Some of the highest quality candidates are those vetted by trusted, knowledgeable insiders: other employees. An employee referral program taps an existing resource, the company’s own staff, for recruitment leads and introductions to suitable prospective employees in exchange for rewards and incentives. Who better to consult than a key employee, someone who knows the skills required and the corporate environment, to recommend a friend or acquaintance to fill a position?

Online recruitment sites like CareerBuilder, Monster, and Workopolis allow users to register to create individual profiles geared toward finding jobs or candidates.

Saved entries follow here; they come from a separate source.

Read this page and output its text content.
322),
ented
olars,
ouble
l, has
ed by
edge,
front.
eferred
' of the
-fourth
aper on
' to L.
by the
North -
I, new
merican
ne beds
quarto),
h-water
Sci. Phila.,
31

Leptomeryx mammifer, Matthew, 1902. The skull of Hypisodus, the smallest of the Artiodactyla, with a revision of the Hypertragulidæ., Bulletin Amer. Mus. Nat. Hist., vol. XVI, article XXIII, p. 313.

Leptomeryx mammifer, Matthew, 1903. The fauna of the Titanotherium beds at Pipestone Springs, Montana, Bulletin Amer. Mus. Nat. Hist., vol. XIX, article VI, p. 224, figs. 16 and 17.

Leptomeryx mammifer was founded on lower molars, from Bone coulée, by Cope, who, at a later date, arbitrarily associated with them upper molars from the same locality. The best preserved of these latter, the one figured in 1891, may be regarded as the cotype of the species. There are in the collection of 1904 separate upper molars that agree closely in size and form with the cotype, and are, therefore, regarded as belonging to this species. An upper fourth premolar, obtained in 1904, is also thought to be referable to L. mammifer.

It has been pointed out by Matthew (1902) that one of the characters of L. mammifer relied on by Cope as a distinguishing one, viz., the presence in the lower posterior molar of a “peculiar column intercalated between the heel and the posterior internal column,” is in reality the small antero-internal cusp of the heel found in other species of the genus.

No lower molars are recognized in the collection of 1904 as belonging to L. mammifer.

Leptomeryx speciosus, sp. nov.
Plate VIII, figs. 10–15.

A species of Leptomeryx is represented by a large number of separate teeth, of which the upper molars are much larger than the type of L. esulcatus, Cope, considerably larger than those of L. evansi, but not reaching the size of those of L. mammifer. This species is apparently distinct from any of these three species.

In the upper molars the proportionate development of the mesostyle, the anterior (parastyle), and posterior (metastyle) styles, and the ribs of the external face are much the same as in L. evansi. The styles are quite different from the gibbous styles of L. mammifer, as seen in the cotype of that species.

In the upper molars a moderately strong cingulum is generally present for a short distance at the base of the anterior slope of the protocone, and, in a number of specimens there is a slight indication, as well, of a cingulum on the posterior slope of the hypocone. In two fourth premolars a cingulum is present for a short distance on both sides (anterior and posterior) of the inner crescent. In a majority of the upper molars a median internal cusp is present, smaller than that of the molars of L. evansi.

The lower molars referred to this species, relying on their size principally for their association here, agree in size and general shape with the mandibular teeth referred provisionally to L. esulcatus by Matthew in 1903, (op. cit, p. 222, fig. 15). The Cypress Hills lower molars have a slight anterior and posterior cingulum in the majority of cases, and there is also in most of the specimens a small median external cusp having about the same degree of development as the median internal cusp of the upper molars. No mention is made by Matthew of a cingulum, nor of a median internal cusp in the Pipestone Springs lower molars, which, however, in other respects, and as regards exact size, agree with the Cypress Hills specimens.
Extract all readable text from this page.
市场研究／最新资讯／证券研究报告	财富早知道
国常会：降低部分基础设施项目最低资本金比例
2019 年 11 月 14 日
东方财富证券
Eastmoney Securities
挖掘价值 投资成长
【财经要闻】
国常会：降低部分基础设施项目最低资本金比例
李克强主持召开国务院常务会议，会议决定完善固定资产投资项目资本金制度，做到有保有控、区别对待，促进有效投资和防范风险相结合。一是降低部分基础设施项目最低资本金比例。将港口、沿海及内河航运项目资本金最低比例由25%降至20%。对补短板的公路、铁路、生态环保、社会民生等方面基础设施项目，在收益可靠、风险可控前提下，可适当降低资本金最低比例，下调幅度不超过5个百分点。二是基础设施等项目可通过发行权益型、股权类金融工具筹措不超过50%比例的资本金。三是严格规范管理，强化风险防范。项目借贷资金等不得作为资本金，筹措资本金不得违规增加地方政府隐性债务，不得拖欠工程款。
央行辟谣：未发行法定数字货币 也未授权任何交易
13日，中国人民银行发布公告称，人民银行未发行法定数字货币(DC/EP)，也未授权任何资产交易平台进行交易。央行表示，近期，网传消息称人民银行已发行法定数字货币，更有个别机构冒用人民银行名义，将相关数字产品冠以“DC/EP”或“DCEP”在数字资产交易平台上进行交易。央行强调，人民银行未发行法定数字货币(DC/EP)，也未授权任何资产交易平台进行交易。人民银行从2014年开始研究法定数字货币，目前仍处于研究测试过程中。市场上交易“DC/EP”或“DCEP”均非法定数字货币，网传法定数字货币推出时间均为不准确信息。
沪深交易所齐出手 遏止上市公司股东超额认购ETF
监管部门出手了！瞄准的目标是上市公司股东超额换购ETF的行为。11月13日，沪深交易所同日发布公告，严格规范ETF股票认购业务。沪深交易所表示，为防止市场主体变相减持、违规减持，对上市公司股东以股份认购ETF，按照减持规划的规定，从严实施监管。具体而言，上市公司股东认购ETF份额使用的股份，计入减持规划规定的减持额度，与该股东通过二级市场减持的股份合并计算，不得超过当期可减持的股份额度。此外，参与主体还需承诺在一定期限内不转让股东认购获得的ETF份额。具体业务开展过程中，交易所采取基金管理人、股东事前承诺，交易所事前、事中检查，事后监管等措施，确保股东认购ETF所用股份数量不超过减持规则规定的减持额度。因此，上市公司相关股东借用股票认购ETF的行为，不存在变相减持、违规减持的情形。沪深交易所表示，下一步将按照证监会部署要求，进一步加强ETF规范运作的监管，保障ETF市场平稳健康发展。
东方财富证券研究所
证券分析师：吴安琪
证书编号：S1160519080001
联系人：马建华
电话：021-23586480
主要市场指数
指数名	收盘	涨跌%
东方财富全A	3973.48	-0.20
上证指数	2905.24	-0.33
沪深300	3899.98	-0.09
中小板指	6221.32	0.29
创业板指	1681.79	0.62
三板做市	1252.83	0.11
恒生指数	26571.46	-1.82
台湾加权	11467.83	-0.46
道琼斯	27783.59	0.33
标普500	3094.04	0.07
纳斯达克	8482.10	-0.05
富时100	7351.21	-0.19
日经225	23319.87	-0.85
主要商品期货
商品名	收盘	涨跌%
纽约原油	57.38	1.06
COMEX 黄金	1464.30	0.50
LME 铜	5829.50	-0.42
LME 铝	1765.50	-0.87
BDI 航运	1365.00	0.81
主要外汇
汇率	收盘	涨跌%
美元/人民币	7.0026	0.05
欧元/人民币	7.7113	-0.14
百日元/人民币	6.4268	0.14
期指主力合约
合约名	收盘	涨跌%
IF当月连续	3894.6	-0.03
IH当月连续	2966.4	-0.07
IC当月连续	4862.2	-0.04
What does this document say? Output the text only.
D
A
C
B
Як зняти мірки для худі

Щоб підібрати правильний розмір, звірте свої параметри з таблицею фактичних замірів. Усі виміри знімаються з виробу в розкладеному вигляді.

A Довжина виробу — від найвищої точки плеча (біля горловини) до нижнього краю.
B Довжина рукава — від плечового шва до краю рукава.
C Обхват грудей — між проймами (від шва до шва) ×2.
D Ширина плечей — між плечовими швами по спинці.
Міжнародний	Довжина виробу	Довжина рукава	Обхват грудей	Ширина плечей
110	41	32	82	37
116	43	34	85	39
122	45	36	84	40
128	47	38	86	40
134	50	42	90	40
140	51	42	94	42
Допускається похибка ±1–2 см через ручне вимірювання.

In most cases, these services are free and, due to their overwhelming popularity, they provide job seekers and employers with access to tens of thousands of opportunities.

Professional networking sites like LinkedIn, Ryze, Xing, and Spoke along with Facebook and other general social networking sites are inching into the mainstream as recruitment tools. All feature job and candidate search capabilities as well as serving as a forum for introductions and referrals. The dawning recognition that employees are their best representatives is prompting companies to support and even encourage the use of social media. Employee blogs, too, are becoming frontline media for recruitment. Much like employee referral programs, employees’ endorsement of their employers’ recruitment efforts in personal blogs and social networking sites lends authenticity and credibility to the company’s reputation as an attractive employment prospect.

Thanks to a recession and an atmosphere of uncertainty we are seeing a shift in recruitment and human resource management practices that favours flexibility, innovation, and openness. Recruiters and employers are putting ideas that were theoretical a few years ago into practice and as a result, workplace conditions are in a state of transformation. While employment positions might be fewer in number these days, the practice of finding and retaining people to fill them is undergoing a renewal.